Atomic # Name Date Team # isotopes Half-lives
104 Rutherfordium 1973 LBNL/JINR 16 13 hours – 50 microsec
105 Dubnium 1977 LBNL/JINR 16 32 hours – 0.5 second
106 Seaborgium 1993 LBNL 16 1 hour – 3 millisec
107 Bohrium 1989 GSI 16 90 min – 300 microsec
108 Hassium 1984 GSI 15 1 hour – 540 microsec
109 Meitnerium 1982 GSI 15 30 min – 1 millisec
110 Darmstadtium 1994 GSI 15 11 sec – 3 microsec
111 Roentgenium 1994 GSI 12 10 min – 2 millisec
112 Copernicium 2005 GSI 9 40 min – 1 millisec
113 Ununtrium 2004 LLBL/JINR 7 20 min – 70 millisec
114 Ununquadium 1999 JINR/LLNL 5 5 sec – 160 microsec
115 Ununpentium 2004 JINR/LLNL 5 1 min – 32 millisec
116 Ununhexium 2005 FLNR 5 60 millisec–6 millisec
118 Ununoctium 2005 LBNL 2 900 microsec
LBNL – Lawrence Berkeley National Laboratory
LLNL – Lawrence Livermore National Laboratory
JINR – Joint Institute for Nuclear Research (Dubna, Russia)
GSI – Gesellschaft für Schwerionenforschung (Darmstadt, Germany)
The date of discovery is when the experiment which confirmed synthesis was performed, not when the IUPAC/IUPAP Joint Working Party (JWP) made an official announcement.
The chemical properties of the transactinides may not follow the trends predicted by the periodic table because of relativistic effects – the valence electrons move sufficiently rapidly to alter their energy levels. Some relativistic effects are seen in the regular elements, including the low chemical reactivity of gold and that mercury is a liquid.

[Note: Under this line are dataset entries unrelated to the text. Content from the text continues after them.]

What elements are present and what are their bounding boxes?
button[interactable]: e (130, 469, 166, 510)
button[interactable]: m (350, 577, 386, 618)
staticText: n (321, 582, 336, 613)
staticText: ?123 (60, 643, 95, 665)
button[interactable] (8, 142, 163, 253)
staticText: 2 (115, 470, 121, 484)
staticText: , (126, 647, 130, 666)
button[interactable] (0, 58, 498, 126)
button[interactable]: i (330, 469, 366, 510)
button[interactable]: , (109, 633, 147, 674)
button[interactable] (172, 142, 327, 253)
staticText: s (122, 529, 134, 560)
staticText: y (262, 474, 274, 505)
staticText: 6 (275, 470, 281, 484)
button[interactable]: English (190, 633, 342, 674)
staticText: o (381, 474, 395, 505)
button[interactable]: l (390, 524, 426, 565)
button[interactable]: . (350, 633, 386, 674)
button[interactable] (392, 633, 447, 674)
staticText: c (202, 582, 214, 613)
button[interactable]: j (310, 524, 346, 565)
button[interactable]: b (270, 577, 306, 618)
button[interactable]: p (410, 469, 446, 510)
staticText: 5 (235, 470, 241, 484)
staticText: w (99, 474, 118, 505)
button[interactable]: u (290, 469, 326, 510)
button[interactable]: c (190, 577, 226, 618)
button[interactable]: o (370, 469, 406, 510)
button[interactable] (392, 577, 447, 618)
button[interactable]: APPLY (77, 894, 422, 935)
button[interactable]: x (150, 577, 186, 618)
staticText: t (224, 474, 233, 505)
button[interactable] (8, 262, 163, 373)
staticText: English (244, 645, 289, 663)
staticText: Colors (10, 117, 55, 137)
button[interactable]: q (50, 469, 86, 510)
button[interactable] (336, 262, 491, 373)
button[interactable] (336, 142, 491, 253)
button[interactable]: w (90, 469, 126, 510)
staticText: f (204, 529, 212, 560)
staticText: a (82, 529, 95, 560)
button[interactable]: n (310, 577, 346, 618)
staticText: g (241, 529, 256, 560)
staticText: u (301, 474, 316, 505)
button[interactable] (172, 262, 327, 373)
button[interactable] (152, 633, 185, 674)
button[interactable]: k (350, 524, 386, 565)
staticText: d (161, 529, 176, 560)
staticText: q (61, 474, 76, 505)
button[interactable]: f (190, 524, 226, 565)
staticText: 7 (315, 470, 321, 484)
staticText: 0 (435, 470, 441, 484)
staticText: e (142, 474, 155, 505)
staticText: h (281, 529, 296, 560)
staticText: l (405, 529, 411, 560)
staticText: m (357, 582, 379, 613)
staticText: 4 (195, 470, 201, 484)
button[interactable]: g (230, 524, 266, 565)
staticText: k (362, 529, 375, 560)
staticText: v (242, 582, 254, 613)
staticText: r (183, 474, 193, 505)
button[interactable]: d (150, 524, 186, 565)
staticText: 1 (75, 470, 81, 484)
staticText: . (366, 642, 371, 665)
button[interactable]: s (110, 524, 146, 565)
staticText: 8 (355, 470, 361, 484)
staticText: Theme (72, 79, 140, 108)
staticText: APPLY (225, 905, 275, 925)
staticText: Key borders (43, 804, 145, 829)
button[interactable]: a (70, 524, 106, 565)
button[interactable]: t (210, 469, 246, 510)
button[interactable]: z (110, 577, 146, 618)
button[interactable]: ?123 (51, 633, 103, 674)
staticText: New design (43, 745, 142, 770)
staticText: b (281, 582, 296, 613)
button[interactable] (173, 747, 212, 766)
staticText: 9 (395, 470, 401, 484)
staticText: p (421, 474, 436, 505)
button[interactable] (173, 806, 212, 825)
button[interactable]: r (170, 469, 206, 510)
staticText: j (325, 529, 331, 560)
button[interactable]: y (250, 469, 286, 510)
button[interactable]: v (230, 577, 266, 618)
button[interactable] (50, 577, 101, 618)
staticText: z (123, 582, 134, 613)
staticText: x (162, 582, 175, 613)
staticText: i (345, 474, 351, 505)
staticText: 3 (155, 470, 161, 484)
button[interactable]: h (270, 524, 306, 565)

Considering the small amount of the transactinides elements synthesized and the very short radioactive half-lives, it is amazing that the chemical properties of several of these super-heavy elements have been studied. Both gas phase and liquid chemical analysis have been carried out. Elements 104, 105, 106, 107, 108, 112, and 114 have all had at least basic chemical reactivity studies performed, often using only a few atoms. Studies of element 114, ununquadium, carried out with only 3 atoms of 114, have shown chemical properties similar to those of an inert gas, instead of the expected Group IV chemical properties.
Finally, there is a prediction that ‘islands of stability’ exist among elements of large atomic number. Some researchers believe there are signs of a small increase in stability among the heaviest few transactinides, but this is still a subject of controversy. There may be isotopes having rather long half-lives among the elements with atomic numbers above 120. If so, there is the possibility of entering an entirely new subfield of chemistry. Despite the difficulty of the task, there is great promise for exciting discovery in the study of super-heavy elements.